We are definitely getting a havanese this winter, but I need some input on two breeders. Has anyone ever used Rave'n Havanese out of Homer Ne or Happy Trails Havanese. both are AKC registered and seem very reputable, but I just need some input on a very important decision.


Thanks


----------



## Julie Palmer (Dec 2, 2010)

Hello, I don't have extensive information on those breeders, but I have seen and heard from my friends that show havanese about Marlene's dogs.

Are you only looking at these two breeders? A good friend of mine who has taught me everything I know about havanese recently had a litter sired by a top dog in the nation.

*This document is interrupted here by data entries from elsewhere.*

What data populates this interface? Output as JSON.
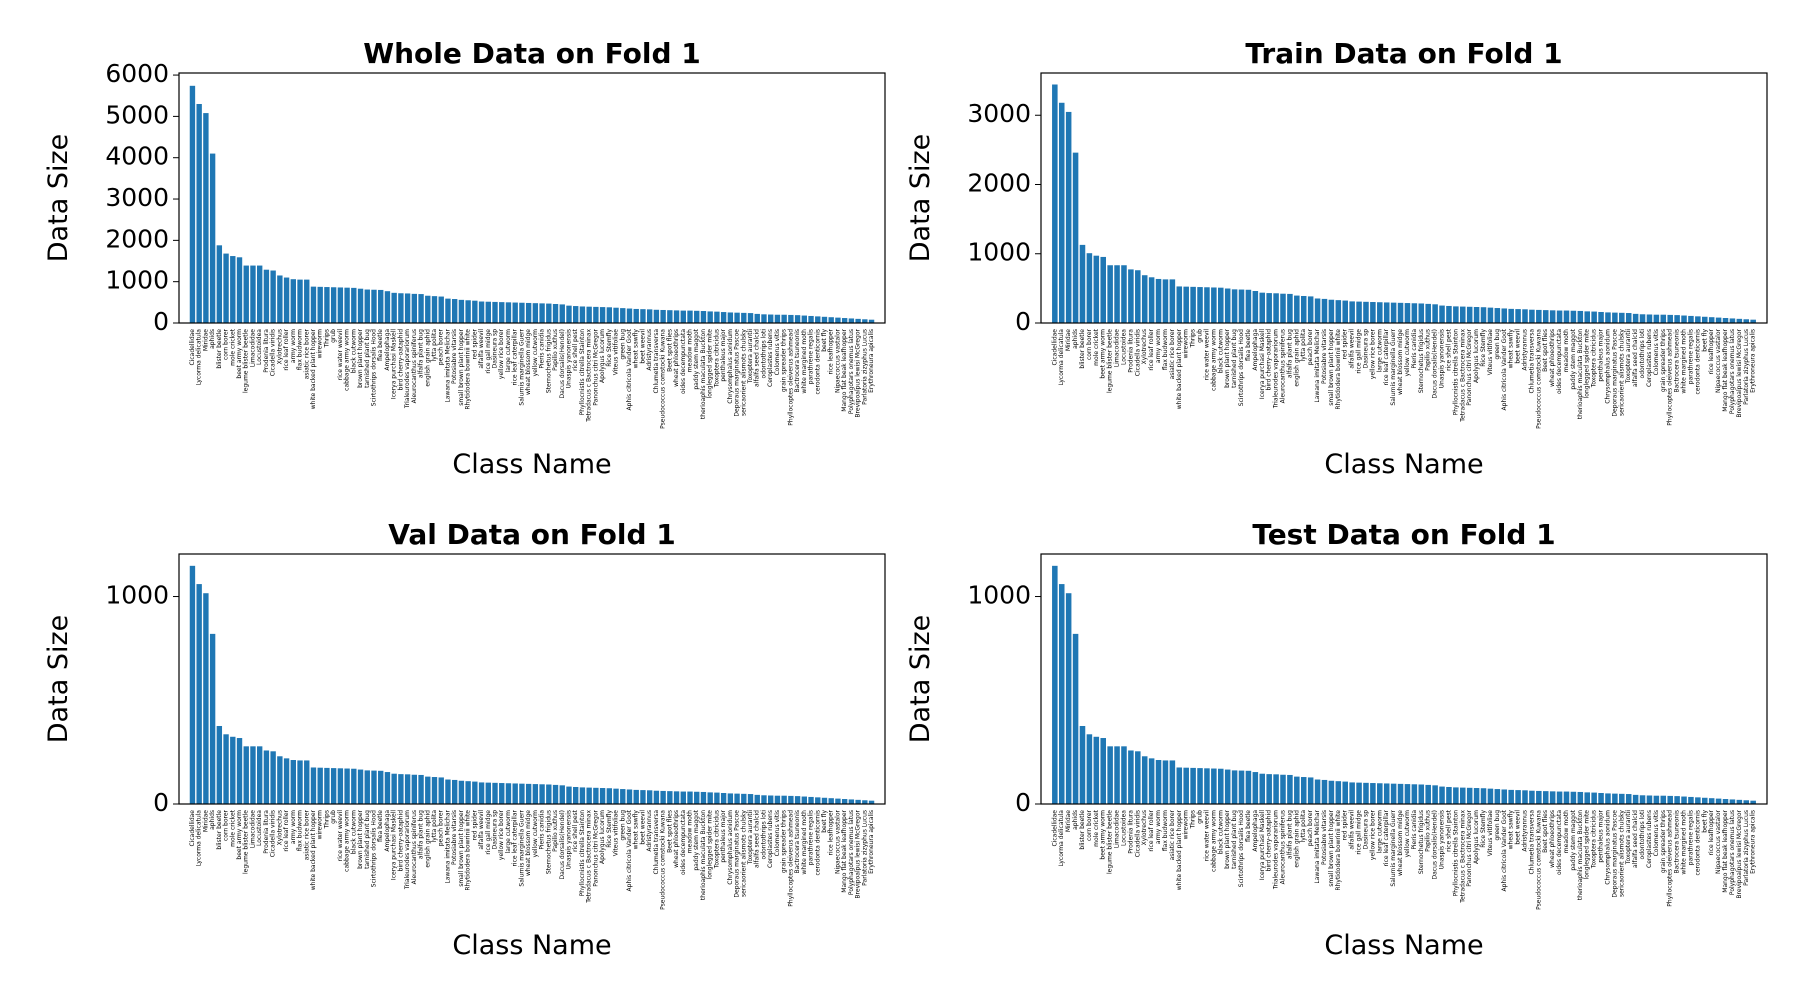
{
  "chart_data": [
    {
      "type": "bar",
      "title": "Whole Data on Fold 1",
      "xlabel": "Class Name",
      "ylabel": "Data Size",
      "color": "#1f77b4",
      "categories": [
        "Cicadellidae",
        "Lycorma delicatula",
        "Miridae",
        "aphids",
        "blister beetle",
        "corn borer",
        "mole cricket",
        "beet army worm",
        "legume blister beetle",
        "Limacodidae",
        "Locustoidea",
        "Prodenia litura",
        "Cicadella viridis",
        "Xylotrechus",
        "rice leaf roller",
        "army worm",
        "flax budworm",
        "asiatic rice borer",
        "white backed plant hopper",
        "wireworm",
        "Thrips",
        "grub",
        "rice water weevil",
        "cabbage army worm",
        "black cutworm",
        "brown plant hopper",
        "tarnished plant bug",
        "Scirtothrips dorsalis Hood",
        "flea beetle",
        "Ampelophaga",
        "Icerya purchasi Maskell",
        "bird cherry-oataphid",
        "Trialeurodes vaporariorum",
        "Aleurocanthus spiniferus",
        "alfalfa plant bug",
        "english grain aphid",
        "lytta polita",
        "peach borer",
        "Lawana imitata Melichar",
        "Potosiabre vitarsis",
        "small brown plant hopper",
        "Rhytidodera bowrinii white",
        "red spider",
        "alfalfa weevil",
        "rice gall midge",
        "Dasineura sp",
        "yellow rice borer",
        "large cutworm",
        "rice leaf caterpillar",
        "Salurnis marginella Guerr",
        "wheat blossom midge",
        "yellow cutworm",
        "Pieris canidia",
        "Sternochetus frigidus",
        "Papilio xuthus",
        "Dacus dorsalis(Hendel)",
        "Unaspis yanonensis",
        "rice shell pest",
        "Phyllocnistis citrella Stainton",
        "Tetradacus c Bactrocera minax",
        "Panonchus citri McGregor",
        "Apolygus lucorum",
        "Rice Stemfly",
        "Viteus vitifoliae",
        "green bug",
        "Aphis citricola Vander Goot",
        "wheat sawfly",
        "beet weevil",
        "Adristyrannus",
        "Chlumetia transversa",
        "Pseudococcus comstocki Kuwana",
        "Beet spot flies",
        "wheat phloeothrips",
        "oides decempunctata",
        "meadow moth",
        "paddy stem maggot",
        "therioaphis maculata Buckton",
        "longlegged spider mite",
        "Toxoptera citricidus",
        "penthaleus major",
        "Chrysomphalus aonidum",
        "Deporaus marginatus Pascoe",
        "sericaorient alismots chulsky",
        "Toxoptera aurantii",
        "alfalfa seed chalcid",
        "odontothrips loti",
        "Ceroplastes rubens",
        "Colomerus vitis",
        "grain spreader thrips",
        "Phyllocoptes oleiverus ashmead",
        "Bactrocera tsuneonis",
        "white margined moth",
        "parathrene regalis",
        "cerodonta denticornis",
        "beet fly",
        "rice leafhopper",
        "Nipaecoccus vastalor",
        "Mango flat beak leafhopper",
        "Polyphagotars onemus latus",
        "Brevipoalpus lewisi McGregor",
        "Parlatoria zizyphus Lucus",
        "Erythroneura apicalis"
      ],
      "values": [
        5740,
        5300,
        5080,
        4100,
        1880,
        1680,
        1620,
        1590,
        1390,
        1390,
        1390,
        1290,
        1270,
        1150,
        1100,
        1060,
        1050,
        1050,
        880,
        875,
        870,
        865,
        860,
        855,
        850,
        830,
        810,
        805,
        800,
        770,
        730,
        720,
        715,
        705,
        700,
        660,
        650,
        640,
        590,
        580,
        560,
        550,
        540,
        520,
        515,
        510,
        505,
        500,
        495,
        490,
        485,
        480,
        475,
        470,
        460,
        450,
        420,
        410,
        400,
        395,
        390,
        385,
        380,
        370,
        360,
        350,
        340,
        335,
        330,
        320,
        315,
        310,
        305,
        300,
        300,
        295,
        290,
        280,
        275,
        265,
        255,
        250,
        245,
        240,
        220,
        210,
        205,
        200,
        200,
        195,
        190,
        180,
        170,
        160,
        150,
        140,
        130,
        120,
        110,
        100,
        90,
        80
      ],
      "ylim": [
        0,
        6050
      ],
      "yticks": [
        0,
        1000,
        2000,
        3000,
        4000,
        5000,
        6000
      ]
    },
    {
      "type": "bar",
      "title": "Train Data on Fold 1",
      "xlabel": "Class Name",
      "ylabel": "Data Size",
      "color": "#1f77b4",
      "categories": [
        "Cicadellidae",
        "Lycorma delicatula",
        "Miridae",
        "aphids",
        "blister beetle",
        "corn borer",
        "mole cricket",
        "beet army worm",
        "legume blister beetle",
        "Limacodidae",
        "Locustoidea",
        "Prodenia litura",
        "Cicadella viridis",
        "Xylotrechus",
        "rice leaf roller",
        "army worm",
        "flax budworm",
        "asiatic rice borer",
        "white backed plant hopper",
        "wireworm",
        "Thrips",
        "grub",
        "rice water weevil",
        "cabbage army worm",
        "black cutworm",
        "brown plant hopper",
        "tarnished plant bug",
        "Scirtothrips dorsalis Hood",
        "flea beetle",
        "Ampelophaga",
        "Icerya purchasi Maskell",
        "bird cherry-oataphid",
        "Trialeurodes vaporariorum",
        "Aleurocanthus spiniferus",
        "alfalfa plant bug",
        "english grain aphid",
        "lytta polita",
        "peach borer",
        "Lawana imitata Melichar",
        "Potosiabre vitarsis",
        "small brown plant hopper",
        "Rhytidodera bowrinii white",
        "red spider",
        "alfalfa weevil",
        "rice gall midge",
        "Dasineura sp",
        "yellow rice borer",
        "large cutworm",
        "rice leaf caterpillar",
        "Salurnis marginella Guerr",
        "wheat blossom midge",
        "yellow cutworm",
        "Pieris canidia",
        "Sternochetus frigidus",
        "Papilio xuthus",
        "Dacus dorsalis(Hendel)",
        "Unaspis yanonensis",
        "rice shell pest",
        "Phyllocnistis citrella Stainton",
        "Tetradacus c Bactrocera minax",
        "Panonchus citri McGregor",
        "Apolygus lucorum",
        "Rice Stemfly",
        "Viteus vitifoliae",
        "green bug",
        "Aphis citricola Vander Goot",
        "wheat sawfly",
        "beet weevil",
        "Adristyrannus",
        "Chlumetia transversa",
        "Pseudococcus comstocki Kuwana",
        "Beet spot flies",
        "wheat phloeothrips",
        "oides decempunctata",
        "meadow moth",
        "paddy stem maggot",
        "therioaphis maculata Buckton",
        "longlegged spider mite",
        "Toxoptera citricidus",
        "penthaleus major",
        "Chrysomphalus aonidum",
        "Deporaus marginatus Pascoe",
        "sericaorient alismots chulsky",
        "Toxoptera aurantii",
        "alfalfa seed chalcid",
        "odontothrips loti",
        "Ceroplastes rubens",
        "Colomerus vitis",
        "grain spreader thrips",
        "Phyllocoptes oleiverus ashmead",
        "Bactrocera tsuneonis",
        "white margined moth",
        "parathrene regalis",
        "cerodonta denticornis",
        "beet fly",
        "rice leafhopper",
        "Nipaecoccus vastalor",
        "Mango flat beak leafhopper",
        "Polyphagotars onemus latus",
        "Brevipoalpus lewisi McGregor",
        "Parlatoria zizyphus Lucus",
        "Erythroneura apicalis"
      ],
      "values": [
        3444,
        3180,
        3048,
        2460,
        1128,
        1008,
        972,
        954,
        834,
        834,
        834,
        774,
        762,
        690,
        660,
        636,
        630,
        630,
        528,
        525,
        522,
        519,
        516,
        513,
        510,
        498,
        486,
        483,
        480,
        462,
        438,
        432,
        429,
        423,
        420,
        396,
        390,
        384,
        354,
        348,
        336,
        330,
        324,
        312,
        309,
        306,
        303,
        300,
        297,
        294,
        291,
        288,
        285,
        282,
        276,
        270,
        252,
        246,
        240,
        237,
        234,
        231,
        228,
        222,
        216,
        210,
        204,
        201,
        198,
        192,
        189,
        186,
        183,
        180,
        180,
        177,
        174,
        168,
        165,
        159,
        153,
        150,
        147,
        144,
        132,
        126,
        123,
        120,
        120,
        117,
        114,
        108,
        102,
        96,
        90,
        84,
        78,
        72,
        66,
        60,
        54,
        48
      ],
      "ylim": [
        0,
        3610
      ],
      "yticks": [
        0,
        1000,
        2000,
        3000
      ]
    },
    {
      "type": "bar",
      "title": "Val Data on Fold 1",
      "xlabel": "Class Name",
      "ylabel": "Data Size",
      "color": "#1f77b4",
      "categories": [
        "Cicadellidae",
        "Lycorma delicatula",
        "Miridae",
        "aphids",
        "blister beetle",
        "corn borer",
        "mole cricket",
        "beet army worm",
        "legume blister beetle",
        "Limacodidae",
        "Locustoidea",
        "Prodenia litura",
        "Cicadella viridis",
        "Xylotrechus",
        "rice leaf roller",
        "army worm",
        "flax budworm",
        "asiatic rice borer",
        "white backed plant hopper",
        "wireworm",
        "Thrips",
        "grub",
        "rice water weevil",
        "cabbage army worm",
        "black cutworm",
        "brown plant hopper",
        "tarnished plant bug",
        "Scirtothrips dorsalis Hood",
        "flea beetle",
        "Ampelophaga",
        "Icerya purchasi Maskell",
        "bird cherry-oataphid",
        "Trialeurodes vaporariorum",
        "Aleurocanthus spiniferus",
        "alfalfa plant bug",
        "english grain aphid",
        "lytta polita",
        "peach borer",
        "Lawana imitata Melichar",
        "Potosiabre vitarsis",
        "small brown plant hopper",
        "Rhytidodera bowrinii white",
        "red spider",
        "alfalfa weevil",
        "rice gall midge",
        "Dasineura sp",
        "yellow rice borer",
        "large cutworm",
        "rice leaf caterpillar",
        "Salurnis marginella Guerr",
        "wheat blossom midge",
        "yellow cutworm",
        "Pieris canidia",
        "Sternochetus frigidus",
        "Papilio xuthus",
        "Dacus dorsalis(Hendel)",
        "Unaspis yanonensis",
        "rice shell pest",
        "Phyllocnistis citrella Stainton",
        "Tetradacus c Bactrocera minax",
        "Panonchus citri McGregor",
        "Apolygus lucorum",
        "Rice Stemfly",
        "Viteus vitifoliae",
        "green bug",
        "Aphis citricola Vander Goot",
        "wheat sawfly",
        "beet weevil",
        "Adristyrannus",
        "Chlumetia transversa",
        "Pseudococcus comstocki Kuwana",
        "Beet spot flies",
        "wheat phloeothrips",
        "oides decempunctata",
        "meadow moth",
        "paddy stem maggot",
        "therioaphis maculata Buckton",
        "longlegged spider mite",
        "Toxoptera citricidus",
        "penthaleus major",
        "Chrysomphalus aonidum",
        "Deporaus marginatus Pascoe",
        "sericaorient alismots chulsky",
        "Toxoptera aurantii",
        "alfalfa seed chalcid",
        "odontothrips loti",
        "Ceroplastes rubens",
        "Colomerus vitis",
        "grain spreader thrips",
        "Phyllocoptes oleiverus ashmead",
        "Bactrocera tsuneonis",
        "white margined moth",
        "parathrene regalis",
        "cerodonta denticornis",
        "beet fly",
        "rice leafhopper",
        "Nipaecoccus vastalor",
        "Mango flat beak leafhopper",
        "Polyphagotars onemus latus",
        "Brevipoalpus lewisi McGregor",
        "Parlatoria zizyphus Lucus",
        "Erythroneura apicalis"
      ],
      "values": [
        1148,
        1060,
        1016,
        820,
        376,
        336,
        324,
        318,
        278,
        278,
        278,
        258,
        254,
        230,
        220,
        212,
        210,
        210,
        176,
        175,
        174,
        173,
        172,
        171,
        170,
        166,
        162,
        161,
        160,
        154,
        146,
        144,
        143,
        141,
        140,
        132,
        130,
        128,
        118,
        116,
        112,
        110,
        108,
        104,
        103,
        102,
        101,
        100,
        99,
        98,
        97,
        96,
        95,
        94,
        92,
        90,
        84,
        82,
        80,
        79,
        78,
        77,
        76,
        74,
        72,
        70,
        68,
        67,
        66,
        64,
        63,
        62,
        61,
        60,
        60,
        59,
        58,
        56,
        55,
        53,
        51,
        50,
        49,
        48,
        44,
        42,
        41,
        40,
        40,
        39,
        38,
        36,
        34,
        32,
        30,
        28,
        26,
        24,
        22,
        20,
        18,
        16
      ],
      "ylim": [
        0,
        1205
      ],
      "yticks": [
        0,
        1000
      ]
    },
    {
      "type": "bar",
      "title": "Test Data on Fold 1",
      "xlabel": "Class Name",
      "ylabel": "Data Size",
      "color": "#1f77b4",
      "categories": [
        "Cicadellidae",
        "Lycorma delicatula",
        "Miridae",
        "aphids",
        "blister beetle",
        "corn borer",
        "mole cricket",
        "beet army worm",
        "legume blister beetle",
        "Limacodidae",
        "Locustoidea",
        "Prodenia litura",
        "Cicadella viridis",
        "Xylotrechus",
        "rice leaf roller",
        "army worm",
        "flax budworm",
        "asiatic rice borer",
        "white backed plant hopper",
        "wireworm",
        "Thrips",
        "grub",
        "rice water weevil",
        "cabbage army worm",
        "black cutworm",
        "brown plant hopper",
        "tarnished plant bug",
        "Scirtothrips dorsalis Hood",
        "flea beetle",
        "Ampelophaga",
        "Icerya purchasi Maskell",
        "bird cherry-oataphid",
        "Trialeurodes vaporariorum",
        "Aleurocanthus spiniferus",
        "alfalfa plant bug",
        "english grain aphid",
        "lytta polita",
        "peach borer",
        "Lawana imitata Melichar",
        "Potosiabre vitarsis",
        "small brown plant hopper",
        "Rhytidodera bowrinii white",
        "red spider",
        "alfalfa weevil",
        "rice gall midge",
        "Dasineura sp",
        "yellow rice borer",
        "large cutworm",
        "rice leaf caterpillar",
        "Salurnis marginella Guerr",
        "wheat blossom midge",
        "yellow cutworm",
        "Pieris canidia",
        "Sternochetus frigidus",
        "Papilio xuthus",
        "Dacus dorsalis(Hendel)",
        "Unaspis yanonensis",
        "rice shell pest",
        "Phyllocnistis citrella Stainton",
        "Tetradacus c Bactrocera minax",
        "Panonchus citri McGregor",
        "Apolygus lucorum",
        "Rice Stemfly",
        "Viteus vitifoliae",
        "green bug",
        "Aphis citricola Vander Goot",
        "wheat sawfly",
        "beet weevil",
        "Adristyrannus",
        "Chlumetia transversa",
        "Pseudococcus comstocki Kuwana",
        "Beet spot flies",
        "wheat phloeothrips",
        "oides decempunctata",
        "meadow moth",
        "paddy stem maggot",
        "therioaphis maculata Buckton",
        "longlegged spider mite",
        "Toxoptera citricidus",
        "penthaleus major",
        "Chrysomphalus aonidum",
        "Deporaus marginatus Pascoe",
        "sericaorient alismots chulsky",
        "Toxoptera aurantii",
        "alfalfa seed chalcid",
        "odontothrips loti",
        "Ceroplastes rubens",
        "Colomerus vitis",
        "grain spreader thrips",
        "Phyllocoptes oleiverus ashmead",
        "Bactrocera tsuneonis",
        "white margined moth",
        "parathrene regalis",
        "cerodonta denticornis",
        "beet fly",
        "rice leafhopper",
        "Nipaecoccus vastalor",
        "Mango flat beak leafhopper",
        "Polyphagotars onemus latus",
        "Brevipoalpus lewisi McGregor",
        "Parlatoria zizyphus Lucus",
        "Erythroneura apicalis"
      ],
      "values": [
        1148,
        1060,
        1016,
        820,
        376,
        336,
        324,
        318,
        278,
        278,
        278,
        258,
        254,
        230,
        220,
        212,
        210,
        210,
        176,
        175,
        174,
        173,
        172,
        171,
        170,
        166,
        162,
        161,
        160,
        154,
        146,
        144,
        143,
        141,
        140,
        132,
        130,
        128,
        118,
        116,
        112,
        110,
        108,
        104,
        103,
        102,
        101,
        100,
        99,
        98,
        97,
        96,
        95,
        94,
        92,
        90,
        84,
        82,
        80,
        79,
        78,
        77,
        76,
        74,
        72,
        70,
        68,
        67,
        66,
        64,
        63,
        62,
        61,
        60,
        60,
        59,
        58,
        56,
        55,
        53,
        51,
        50,
        49,
        48,
        44,
        42,
        41,
        40,
        40,
        39,
        38,
        36,
        34,
        32,
        30,
        28,
        26,
        24,
        22,
        20,
        18,
        16
      ],
      "ylim": [
        0,
        1205
      ],
      "yticks": [
        0,
        1000
      ]
    }
  ]
}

I am not sure if she has any available, but since you are looking to obtain a puppy this winter; I could put you in touch with her, as she is a real good resource. I am also willing to help you, as I know about how scary the decision is; ask me and I will answer from what I know. I live in the Wichita area (and my friend does too).


----------



## Julie (Feb 8, 2007)

I know of Happy Trails. Marlene was someone I considered for a puppy before getting my Quincy. I did not buy from Marlene because she did not have the exact dog I was looking for. She (according to her website) health tests,but seems to have alot of puppies available all the time. I'm not sure why that is....but I would defintely talk with her and ask to see the health testing that was done and also I would question her about the puppies she always seems to have available.

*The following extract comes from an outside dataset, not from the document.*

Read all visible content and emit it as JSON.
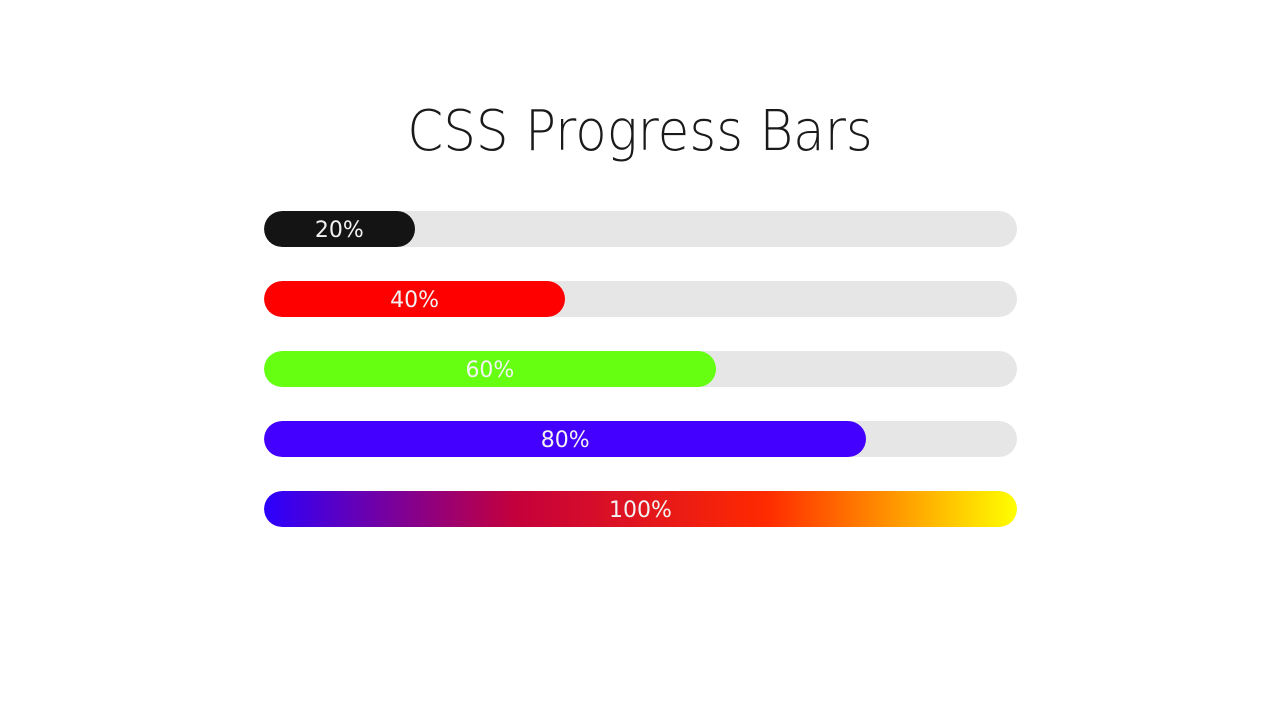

The other breeder you asked about,I do not know and have not heard of. 

Just as a warning----BE VERY CAREFUL-----Nebraska and Kansas seem to have alot of puppy mills and you certainly do not want to fall into one of these "messes".


----------



## KandLKidz (Dec 7, 2010)

I'm a breeder in Iowa. I haven't heard of RavN but have heard of Happy Trails. You want to be sure that all health testing has been done on parents. You want to check the living conditions of the dogs that she has. How well the mom was taken care of and puppies. 

Is the breeder a show person, still shows dogs regularly, member of Havanese clubs, etc.

How often does she breed her females. A female that is bred every six months is not good. Mom doesn't have time to recover the pregnancy.

There are many good websites that have information on finding the right breeder. Do some research before you buy.

Be careful, their are alot of puppy mills in this area.

Hope this helps,

Linda


----------



## Beanie (Aug 30, 2009)

Marlene sent me all health records for my pup Beanie; she is responsible and reputable. Her daughter Christie also is a breeder and they share the same website; I really don't think they qualify as a puppymill. If you are in doubt, go see for yourself. Remember it's always possible to obtain an inferior dog from a so called reputable breeder as my friend seems to have done when she paid $2000 for her dog who has now developed chondrodysplasia, is lacking teeth and looks more like a jackrabbit than a Havanese. I agree, always do thorough research and speak with and visit the breeder before buying.


----------



## rlewis (Sep 20, 2011)

My little guy Kobe is from Raven Havanese in Homer. He is a 10 month old Chocolate and has been the best dog. I have recommened them to friends. My experience with Sherry was outstanding. I definitely would get another from her. Now, he is just a pet for me. I didn't check out bloodlines or anything like that. Picked him purely on personality!!


----------